# What is so special about Blazer vanes???



## parker_lipetzky (Aug 31, 2006)

Lots of peolpe use them and im just curious why and what makes them so special???


----------



## bretts (Feb 24, 2004)

dont warp, good accuracy with broadheads, no tearing, easy to put on, look good


----------



## parker_lipetzky (Aug 31, 2006)

now does the wind have an effect on the way they fly at longer distances??


----------



## kase (Jan 23, 2005)

i don't think that the wind effects them at longer distances any more than it does a different vane. but yeah, like bretts said you can shoot them through targets and they won't warp.

kase


----------



## papapete (Jan 2, 2005)

I think that they stay tunned better when a broadhead is on.


----------



## panman (Mar 3, 2006)

They are also very good in the wisker bisqut.just put a drop of glue in front of the vain.


----------



## NDTerminator (Aug 20, 2003)

Marked improvement over standard vanes in essentially all important areas. Fletched up some of my wife's CX 250's with Blazers (at her request) and am amazed at the performance improvement over 4" vanes. If I ever pick up the compound again, I'll use Blazers or one of the clones which have appeared this year.

I shoot Traditional with elevated rest & standard vanes. Just for the heck of it, I fletched up one of my CX Terminator Hunters with Blazers and tried it. I can report poor arrow flight, so it appears Blazers are designed specifically for compound bows shot with release and the rests usually used on them...

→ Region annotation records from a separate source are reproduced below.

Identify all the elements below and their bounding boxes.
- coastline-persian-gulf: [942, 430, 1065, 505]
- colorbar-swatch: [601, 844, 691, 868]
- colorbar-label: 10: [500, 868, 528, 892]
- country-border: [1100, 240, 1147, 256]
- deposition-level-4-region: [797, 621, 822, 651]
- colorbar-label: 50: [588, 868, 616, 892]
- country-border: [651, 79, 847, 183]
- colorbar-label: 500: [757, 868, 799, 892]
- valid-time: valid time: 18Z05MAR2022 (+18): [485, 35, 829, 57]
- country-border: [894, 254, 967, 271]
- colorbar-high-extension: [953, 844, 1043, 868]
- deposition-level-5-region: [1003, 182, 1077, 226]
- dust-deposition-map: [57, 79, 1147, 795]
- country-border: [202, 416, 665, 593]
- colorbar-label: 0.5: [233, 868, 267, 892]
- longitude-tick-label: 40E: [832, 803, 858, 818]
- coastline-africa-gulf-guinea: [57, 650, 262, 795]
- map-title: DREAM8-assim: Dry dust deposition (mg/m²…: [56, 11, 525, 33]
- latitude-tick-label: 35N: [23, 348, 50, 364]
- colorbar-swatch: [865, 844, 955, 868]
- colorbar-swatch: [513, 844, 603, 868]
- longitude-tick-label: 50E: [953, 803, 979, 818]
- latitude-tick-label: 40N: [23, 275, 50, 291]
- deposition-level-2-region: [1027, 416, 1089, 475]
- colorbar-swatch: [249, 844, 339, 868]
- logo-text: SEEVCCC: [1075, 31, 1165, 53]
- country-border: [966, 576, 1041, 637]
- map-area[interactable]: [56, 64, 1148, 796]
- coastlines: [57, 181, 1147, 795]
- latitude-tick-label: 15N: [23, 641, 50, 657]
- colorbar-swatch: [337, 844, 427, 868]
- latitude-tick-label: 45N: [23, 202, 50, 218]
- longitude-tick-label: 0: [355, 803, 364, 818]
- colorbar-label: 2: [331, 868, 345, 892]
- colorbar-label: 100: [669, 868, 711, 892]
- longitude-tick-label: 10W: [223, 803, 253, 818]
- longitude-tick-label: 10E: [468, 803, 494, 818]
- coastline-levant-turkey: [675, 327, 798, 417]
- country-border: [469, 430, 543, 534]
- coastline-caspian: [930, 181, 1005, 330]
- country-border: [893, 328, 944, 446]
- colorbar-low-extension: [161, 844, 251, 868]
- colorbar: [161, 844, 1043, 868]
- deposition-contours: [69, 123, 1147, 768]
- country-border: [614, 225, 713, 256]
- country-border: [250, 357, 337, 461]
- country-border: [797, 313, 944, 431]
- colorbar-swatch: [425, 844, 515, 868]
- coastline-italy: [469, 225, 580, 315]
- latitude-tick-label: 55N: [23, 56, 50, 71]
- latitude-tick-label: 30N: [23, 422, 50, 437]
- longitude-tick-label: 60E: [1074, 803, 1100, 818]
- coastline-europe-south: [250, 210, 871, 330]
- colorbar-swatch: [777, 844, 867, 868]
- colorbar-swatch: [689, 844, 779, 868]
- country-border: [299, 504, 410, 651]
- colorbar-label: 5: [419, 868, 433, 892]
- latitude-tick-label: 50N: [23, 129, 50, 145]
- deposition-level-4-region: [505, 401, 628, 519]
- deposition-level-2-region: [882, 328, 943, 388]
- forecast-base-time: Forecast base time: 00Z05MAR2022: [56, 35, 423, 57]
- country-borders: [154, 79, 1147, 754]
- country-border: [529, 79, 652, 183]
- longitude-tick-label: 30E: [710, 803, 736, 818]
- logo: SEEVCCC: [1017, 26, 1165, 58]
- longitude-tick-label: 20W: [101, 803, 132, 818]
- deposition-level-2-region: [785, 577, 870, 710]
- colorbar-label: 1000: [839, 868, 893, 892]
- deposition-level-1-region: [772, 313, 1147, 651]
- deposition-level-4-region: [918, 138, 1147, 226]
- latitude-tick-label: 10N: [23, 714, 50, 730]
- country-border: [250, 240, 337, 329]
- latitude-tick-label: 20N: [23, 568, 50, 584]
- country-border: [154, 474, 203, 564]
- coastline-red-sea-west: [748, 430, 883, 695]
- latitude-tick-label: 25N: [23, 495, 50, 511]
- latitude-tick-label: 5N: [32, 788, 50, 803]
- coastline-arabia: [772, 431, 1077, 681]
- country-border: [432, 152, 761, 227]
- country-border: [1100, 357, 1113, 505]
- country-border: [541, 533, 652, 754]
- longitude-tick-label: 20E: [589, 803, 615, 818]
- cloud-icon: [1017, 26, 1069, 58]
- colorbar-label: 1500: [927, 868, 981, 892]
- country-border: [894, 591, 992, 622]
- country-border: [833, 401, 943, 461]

Trad shooters stick with feathers or standard vanes if you shoot elevated rest...


----------



## nomrcy (Jul 14, 2005)

Blazers higher profile allows for better broadhead stablilization.


----------



## redwingnut22 (Jan 1, 2006)

Hey Parker

The advantage of Blazers is that they a little fly faster than regular 4" vanes. They are good if you use a buscuit, because of less drag when you shoot. The bad part about them is they are less stable at long ranges. 4" vanes are a little slower but at 25 yrds or more they are better, because they are more stable and accurate. If you want to try them refletch 3 of your arrows and shoot them against your other arrows with different vanes on them. You will see the difference at about 20 yrds and farther.


----------



## panman (Mar 3, 2006)

I have to disagree with you Red.I have been using Blazers in my 3 bows and i get elexent flight,at all dis.Not trying to start anything,just make sure that your bow is tuned well.I have been using them sence they came out and they are one of the best vains out there.If you use the Bisket,youll not find a better vain out there,that is,if its not a clone of the Biskets.As been mentioned,put a drop of glue in front and back of your vains and you should have no proublems.Before Blasers,i used feathers,in a properly tuned bow,they lasted for a long time but as others have stated,they became ragged and torn.I still use them now and then,because i like the way they look.On my hunting shafts with broadheads,i just shoot them once and change heads,spin test them again, and put in quvier and only use them for a shot at animals.I do the same with Blazers .pan.


----------